The Galaxy S7 shot was sharp, low on noise and had good colour reproduction.

Action shots

It might be expecting a lot from a camera phone to take crisp action shots the way a digital SLR would. But we do it anyway, if the endless blurry shots people inflict on friends and family through Facebook are anything to go by.

The P9 has object tracking, but even it couldn’t keep up with a fast-paced toddler. There were plenty of blurred faces despite the object tracking being told what to focus on. The HTC performed a little better, bringing in laser focus to the party, while the Z5 was fast to focus but still blurred a bit when it really mattered.


Despite the lack of laser focus and other technical-sounding things, the iPhone SE turned out the best shots of the bunch.


All the cameras here shoot high-definition video, with 4K available in all but the Huawei P9. Despite this, the P9 shoots some good video, allowing you to choose focus and white balance points separately so you don’t end up with a dark video. There’s very little to separate the rest, although the iPhone SE video did come out impressively sharp in our tests.

Out of all the cameras though, the HTC 10 is the only one to make the leap to high-res audio to go alongside that ultra high-definition video.

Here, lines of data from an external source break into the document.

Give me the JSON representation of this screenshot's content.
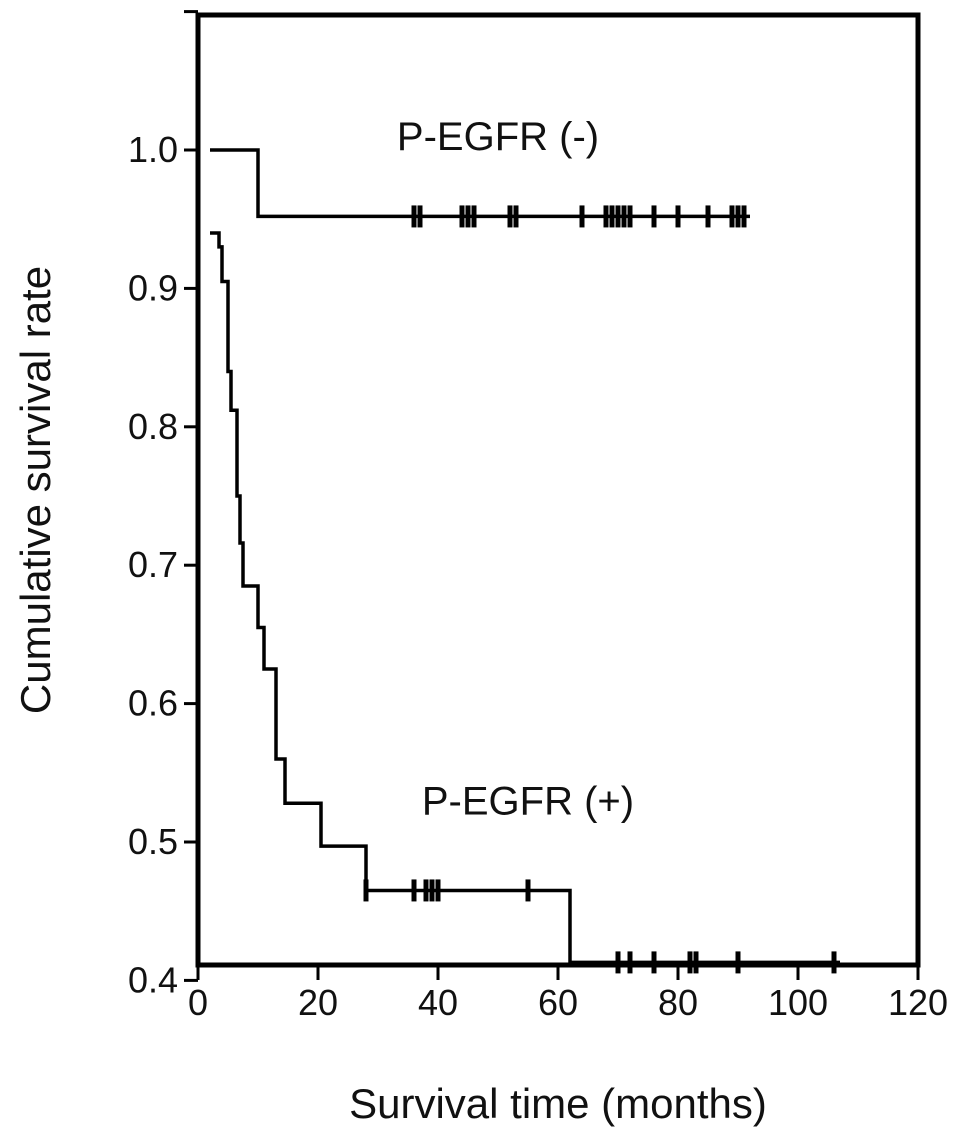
{
  "chart_data": {
    "type": "line",
    "subtype": "kaplan-meier step survival curve",
    "title": "",
    "xlabel": "Survival time (months)",
    "ylabel": "Cumulative survival rate",
    "xlim": [
      0,
      120
    ],
    "ylim": [
      0.4,
      1.1
    ],
    "x_ticks": [
      "0",
      "20",
      "40",
      "60",
      "80",
      "100",
      "120"
    ],
    "y_ticks": [
      "0.4",
      "0.5",
      "0.6",
      "0.7",
      "0.8",
      "0.9",
      "1.0"
    ],
    "grid": false,
    "legend": "none",
    "series": [
      {
        "label": "P-EGFR (-)",
        "label_at": {
          "x": 50,
          "y": 1.0
        },
        "steps": [
          [
            2,
            1.0
          ],
          [
            10,
            0.952
          ],
          [
            92,
            0.952
          ]
        ],
        "censored": [
          36,
          37,
          44,
          45,
          46,
          52,
          53,
          64,
          68,
          69,
          70,
          71,
          72,
          76,
          80,
          85,
          89,
          90,
          91
        ]
      },
      {
        "label": "P-EGFR (+)",
        "label_at": {
          "x": 55,
          "y": 0.52
        },
        "steps": [
          [
            2,
            0.94
          ],
          [
            3.5,
            0.93
          ],
          [
            4,
            0.905
          ],
          [
            5,
            0.84
          ],
          [
            5.5,
            0.812
          ],
          [
            6.5,
            0.75
          ],
          [
            7,
            0.716
          ],
          [
            7.5,
            0.685
          ],
          [
            10,
            0.655
          ],
          [
            11,
            0.625
          ],
          [
            13,
            0.56
          ],
          [
            14.5,
            0.528
          ],
          [
            20.5,
            0.497
          ],
          [
            28,
            0.465
          ],
          [
            62,
            0.413
          ],
          [
            107,
            0.413
          ]
        ],
        "censored": [
          28,
          36,
          38,
          39,
          40,
          55,
          70,
          72,
          76,
          82,
          83,
          90,
          106
        ]
      }
    ]
  }
}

HTC just edges it here. We’re not entirely convinced that high-res audio will be the game changer for the company, but it can’t hurt to have it on your 4K video tracks.

The verdict

Samsung’s S7 Edge camera was best of the bunch here. Despite being a lot bigger than the iPhone SE, for example, it was easy to get to grips with, and the performed well in both sunshine and low light. Its night shot was the best of the bunch, hands down.